Exposing cachedTokens in the response lets you monitor cache hit rates in your logs — a useful signal for tuning previous_response_id usage.

Step 10: Migrating from the Assistants API

Here is the complete concept mapping to guide your migration:

Assistants APIResponses API Equivalent
assistants.create()instructions parameter on responses.create()
threads.create()previous_response_id (lightweight) or Conversations API (persistent)
threads.messages.create()input parameter
threads.runs.create()responses.create()
Run polling loopNot needed — synchronous by default
threads.messages.list()response.output array
File search tool{ type: "file_search", vector_store_ids: [...] }
Code interpreter tool{ type: "code_interpreter", container: { type: "auto" } }
Function tools{ type: "function", name, parameters } (same schema format)

Before (Assistants API — 6 API calls + polling):

const assistant = await openai.beta.assistants.create({
  name: "Research Bot",
  instructions: "You help with research.",
  tools: [{ type: "web_search" }],
  model: "gpt-4-turbo",
});
 
const thread = await openai.beta.threads.create();
await openai.beta.threads.messages.create(thread.id, {
  role: "user",
  content: userMessage,
});
 
let run = await openai.beta.threads.runs.create(thread.id, {
  assistant_id: assistant.id,
});
 
while (run.status !== "completed") {
  await new Promise((r) => setTimeout(r, 1000));
  run = await openai.beta.threads.runs.retrieve(thread.id, run.id);
}
 
const messages = await openai.beta.threads.messages.list(thread.id);
const text = messages.data[0].content[0].text.value;

After (Responses API — 1 API call):

const response = await openai.responses.create({
  model: "gpt-4.5",
  instructions: "You help with research.",
  input: userMessage,
  tools: [{ type: "web_search_preview" }],
});
 
const text = response.output_text;

The migration is mostly mechanical — the biggest conceptual shift is that you now own conversation state (via previous_response_id or your own history array) rather than having OpenAI manage it in Threads.

Troubleshooting

ERR_STREAM_WRITE_AFTER_END on Edge runtime: The code interpreter requires a full Node.js environment. Add export const runtime = "nodejs" to any route that uses it.

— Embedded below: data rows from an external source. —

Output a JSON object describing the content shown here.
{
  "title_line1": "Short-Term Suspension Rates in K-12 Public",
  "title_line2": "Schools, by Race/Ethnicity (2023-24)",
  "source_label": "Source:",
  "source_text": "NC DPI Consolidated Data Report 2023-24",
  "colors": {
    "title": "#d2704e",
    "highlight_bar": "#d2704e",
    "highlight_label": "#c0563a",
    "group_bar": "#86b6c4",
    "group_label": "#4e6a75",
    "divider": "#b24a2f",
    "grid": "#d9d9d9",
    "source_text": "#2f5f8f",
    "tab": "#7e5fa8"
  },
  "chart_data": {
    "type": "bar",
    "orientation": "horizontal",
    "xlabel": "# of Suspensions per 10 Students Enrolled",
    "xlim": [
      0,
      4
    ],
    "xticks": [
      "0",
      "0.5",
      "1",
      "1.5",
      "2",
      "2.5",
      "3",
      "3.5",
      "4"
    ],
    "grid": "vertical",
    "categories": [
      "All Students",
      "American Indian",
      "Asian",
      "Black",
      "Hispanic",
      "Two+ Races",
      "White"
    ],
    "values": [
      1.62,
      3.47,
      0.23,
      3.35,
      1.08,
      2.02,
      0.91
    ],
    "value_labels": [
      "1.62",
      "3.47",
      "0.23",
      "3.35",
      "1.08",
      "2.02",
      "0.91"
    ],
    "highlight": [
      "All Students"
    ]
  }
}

Infinite tool call loops: Add a maxTurns guard to your while loop and return an error if exceeded. A reasonable limit is 10 turns.

Streaming timing out on Vercel: Increase the function maxDuration in next.config.ts for routes that use deep research or code interpreter — they can run for up to 30 seconds.

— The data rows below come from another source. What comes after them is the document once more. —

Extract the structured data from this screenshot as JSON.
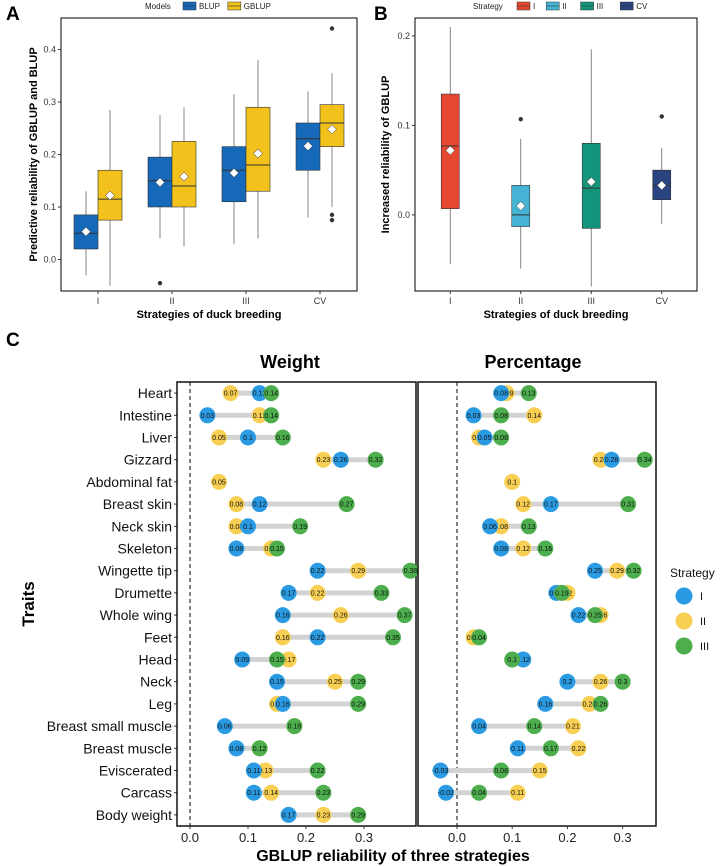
{
  "panels": {
    "a": "A",
    "b": "B",
    "c": "C"
  },
  "colors": {
    "BLUP": "#1569b8",
    "GBLUP": "#f2c11c",
    "I": "#e5482f",
    "II": "#45b4d4",
    "III": "#12957a",
    "CV": "#2a4482",
    "dotI": "#2a9be3",
    "dotII": "#f8cf52",
    "dotIII": "#4cae4c",
    "seg": "#d3d3d3"
  },
  "chart_data": [
    {
      "type": "box",
      "id": "A",
      "legend_title": "Models",
      "series": [
        {
          "name": "BLUP"
        },
        {
          "name": "GBLUP"
        }
      ],
      "categories": [
        "I",
        "II",
        "III",
        "CV"
      ],
      "xlabel": "Strategies of duck breeding",
      "ylabel": "Predictive reliability of GBLUP and BLUP",
      "ylim": [
        -0.06,
        0.46
      ],
      "yticks": [
        0.0,
        0.1,
        0.2,
        0.3,
        0.4
      ],
      "ytick_labels": [
        "0.0",
        "0.1",
        "0.2",
        "0.3",
        "0.4"
      ],
      "boxes": [
        {
          "cat": "I",
          "series": "BLUP",
          "min": -0.03,
          "q1": 0.02,
          "median": 0.05,
          "q3": 0.085,
          "max": 0.13,
          "mean": 0.053,
          "outliers": []
        },
        {
          "cat": "I",
          "series": "GBLUP",
          "min": -0.05,
          "q1": 0.075,
          "median": 0.115,
          "q3": 0.17,
          "max": 0.285,
          "mean": 0.122,
          "outliers": []
        },
        {
          "cat": "II",
          "series": "BLUP",
          "min": 0.04,
          "q1": 0.1,
          "median": 0.15,
          "q3": 0.195,
          "max": 0.275,
          "mean": 0.147,
          "outliers": [
            -0.045
          ]
        },
        {
          "cat": "II",
          "series": "GBLUP",
          "min": 0.025,
          "q1": 0.1,
          "median": 0.14,
          "q3": 0.225,
          "max": 0.29,
          "mean": 0.158,
          "outliers": []
        },
        {
          "cat": "III",
          "series": "BLUP",
          "min": 0.03,
          "q1": 0.11,
          "median": 0.17,
          "q3": 0.215,
          "max": 0.315,
          "mean": 0.165,
          "outliers": []
        },
        {
          "cat": "III",
          "series": "GBLUP",
          "min": 0.04,
          "q1": 0.13,
          "median": 0.18,
          "q3": 0.29,
          "max": 0.38,
          "mean": 0.202,
          "outliers": []
        },
        {
          "cat": "CV",
          "series": "BLUP",
          "min": 0.08,
          "q1": 0.17,
          "median": 0.23,
          "q3": 0.26,
          "max": 0.32,
          "mean": 0.216,
          "outliers": []
        },
        {
          "cat": "CV",
          "series": "GBLUP",
          "min": 0.1,
          "q1": 0.215,
          "median": 0.26,
          "q3": 0.295,
          "max": 0.355,
          "mean": 0.248,
          "outliers": [
            0.44,
            0.085,
            0.075
          ]
        }
      ]
    },
    {
      "type": "box",
      "id": "B",
      "legend_title": "Strategy",
      "series": [
        {
          "name": "I"
        },
        {
          "name": "II"
        },
        {
          "name": "III"
        },
        {
          "name": "CV"
        }
      ],
      "categories": [
        "I",
        "II",
        "III",
        "CV"
      ],
      "xlabel": "Strategies of duck breeding",
      "ylabel": "Increased reliability of GBLUP",
      "ylim": [
        -0.085,
        0.22
      ],
      "yticks": [
        0.0,
        0.1,
        0.2
      ],
      "ytick_labels": [
        "0.0",
        "0.1",
        "0.2"
      ],
      "boxes": [
        {
          "cat": "I",
          "series": "I",
          "min": -0.055,
          "q1": 0.007,
          "median": 0.077,
          "q3": 0.135,
          "max": 0.21,
          "mean": 0.072,
          "outliers": []
        },
        {
          "cat": "II",
          "series": "II",
          "min": -0.06,
          "q1": -0.013,
          "median": 0.0,
          "q3": 0.033,
          "max": 0.085,
          "mean": 0.01,
          "outliers": [
            0.107
          ]
        },
        {
          "cat": "III",
          "series": "III",
          "min": -0.08,
          "q1": -0.015,
          "median": 0.03,
          "q3": 0.08,
          "max": 0.185,
          "mean": 0.037,
          "outliers": []
        },
        {
          "cat": "CV",
          "series": "CV",
          "min": -0.01,
          "q1": 0.017,
          "median": 0.033,
          "q3": 0.05,
          "max": 0.075,
          "mean": 0.033,
          "outliers": [
            0.11
          ]
        }
      ]
    },
    {
      "type": "dumbbell",
      "id": "C",
      "facets": [
        "Weight",
        "Percentage"
      ],
      "xlabel": "GBLUP reliability of three strategies",
      "ylabel": "Traits",
      "legend_title": "Strategy",
      "strategies": [
        "I",
        "II",
        "III"
      ],
      "xticks": [
        0.0,
        0.1,
        0.2,
        0.3
      ],
      "xtick_labels": [
        "0.0",
        "0.1",
        "0.2",
        "0.3"
      ],
      "traits": [
        "Heart",
        "Intestine",
        "Liver",
        "Gizzard",
        "Abdominal fat",
        "Breast skin",
        "Neck skin",
        "Skeleton",
        "Wingette tip",
        "Drumette",
        "Whole wing",
        "Feet",
        "Head",
        "Neck",
        "Leg",
        "Breast small muscle",
        "Breast muscle",
        "Eviscerated",
        "Carcass",
        "Body weight"
      ],
      "weight": [
        {
          "I": 0.12,
          "II": 0.07,
          "III": 0.14
        },
        {
          "I": 0.03,
          "II": 0.12,
          "III": 0.14
        },
        {
          "I": 0.1,
          "II": 0.05,
          "III": 0.16
        },
        {
          "I": 0.26,
          "II": 0.23,
          "III": 0.32
        },
        {
          "I": null,
          "II": 0.05,
          "III": null
        },
        {
          "I": 0.12,
          "II": 0.08,
          "III": 0.27
        },
        {
          "I": 0.1,
          "II": 0.08,
          "III": 0.19
        },
        {
          "I": 0.08,
          "II": 0.14,
          "III": 0.15
        },
        {
          "I": 0.22,
          "II": 0.29,
          "III": 0.38
        },
        {
          "I": 0.17,
          "II": 0.22,
          "III": 0.33
        },
        {
          "I": 0.16,
          "II": 0.26,
          "III": 0.37
        },
        {
          "I": 0.22,
          "II": 0.16,
          "III": 0.35
        },
        {
          "I": 0.09,
          "II": 0.17,
          "III": 0.15
        },
        {
          "I": 0.15,
          "II": 0.25,
          "III": 0.29
        },
        {
          "I": 0.16,
          "II": 0.15,
          "III": 0.29
        },
        {
          "I": 0.06,
          "II": 0.18,
          "III": 0.18
        },
        {
          "I": 0.08,
          "II": 0.12,
          "III": 0.12
        },
        {
          "I": 0.11,
          "II": 0.13,
          "III": 0.22
        },
        {
          "I": 0.11,
          "II": 0.14,
          "III": 0.23
        },
        {
          "I": 0.17,
          "II": 0.23,
          "III": 0.29
        }
      ],
      "percentage": [
        {
          "I": 0.08,
          "II": 0.09,
          "III": 0.13
        },
        {
          "I": 0.03,
          "II": 0.14,
          "III": 0.08
        },
        {
          "I": 0.05,
          "II": 0.04,
          "III": 0.08
        },
        {
          "I": 0.28,
          "II": 0.26,
          "III": 0.34
        },
        {
          "I": null,
          "II": 0.1,
          "III": null
        },
        {
          "I": 0.17,
          "II": 0.12,
          "III": 0.31
        },
        {
          "I": 0.06,
          "II": 0.08,
          "III": 0.13
        },
        {
          "I": 0.08,
          "II": 0.12,
          "III": 0.16
        },
        {
          "I": 0.25,
          "II": 0.29,
          "III": 0.32
        },
        {
          "I": 0.18,
          "II": 0.2,
          "III": 0.19
        },
        {
          "I": 0.22,
          "II": 0.26,
          "III": 0.25
        },
        {
          "I": null,
          "II": 0.03,
          "III": 0.04
        },
        {
          "I": 0.12,
          "II": 0.12,
          "III": 0.1
        },
        {
          "I": 0.2,
          "II": 0.26,
          "III": 0.3
        },
        {
          "I": 0.16,
          "II": 0.24,
          "III": 0.26
        },
        {
          "I": 0.04,
          "II": 0.21,
          "III": 0.14
        },
        {
          "I": 0.11,
          "II": 0.22,
          "III": 0.17
        },
        {
          "I": -0.03,
          "II": 0.15,
          "III": 0.08
        },
        {
          "I": -0.02,
          "II": 0.11,
          "III": 0.04
        },
        {
          "I": null,
          "II": null,
          "III": null
        }
      ]
    }
  ]
}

Rate limit (429) errors: The maxRetries: 3 in the OpenAI client handles transient limits automatically. For sustained high volume, request a rate limit increase from OpenAI's platform dashboard.

output_text is empty: This happens when the model's final output is a function call rather than a message. Check response.output for items of type function_call and complete the agentic loop.

Next Steps

  • File search: Upload PDFs to a vector store with openai.vectorStores.create(), then add { type: "file_search", vector_store_ids: ["vs_..."] } to enable retrieval-augmented generation.
  • Deep research: Use { type: "deep_research" } for multi-step research reports. These are asynchronous and can run for 5–30 minutes.
  • Remote MCP: Connect to any Model Context Protocol server with { type: "mcp", server_url: "...", headers: { Authorization: "Bearer ..." } }.
  • Computer use: Build browser automation agents with { type: "computer_use_preview" } for tasks that require navigating real interfaces.
  • Add observability: Integrate Langfuse or LangSmith to trace every tool call, measure latency, and run evals on your agent's outputs.

Conclusion

The OpenAI Responses API turns a six-call, polling-heavy Assistants workflow into a single expressive function call. With web search, code interpreter, function tools, streaming, and previous_response_id conversation chaining all available out of the box, you have everything needed to build production-grade AI agents in TypeScript. The August 26, 2026 sunset of the Assistants API makes migration urgent — and the good news is the new API is genuinely better in every dimension: simpler, faster, cheaper, and more capable.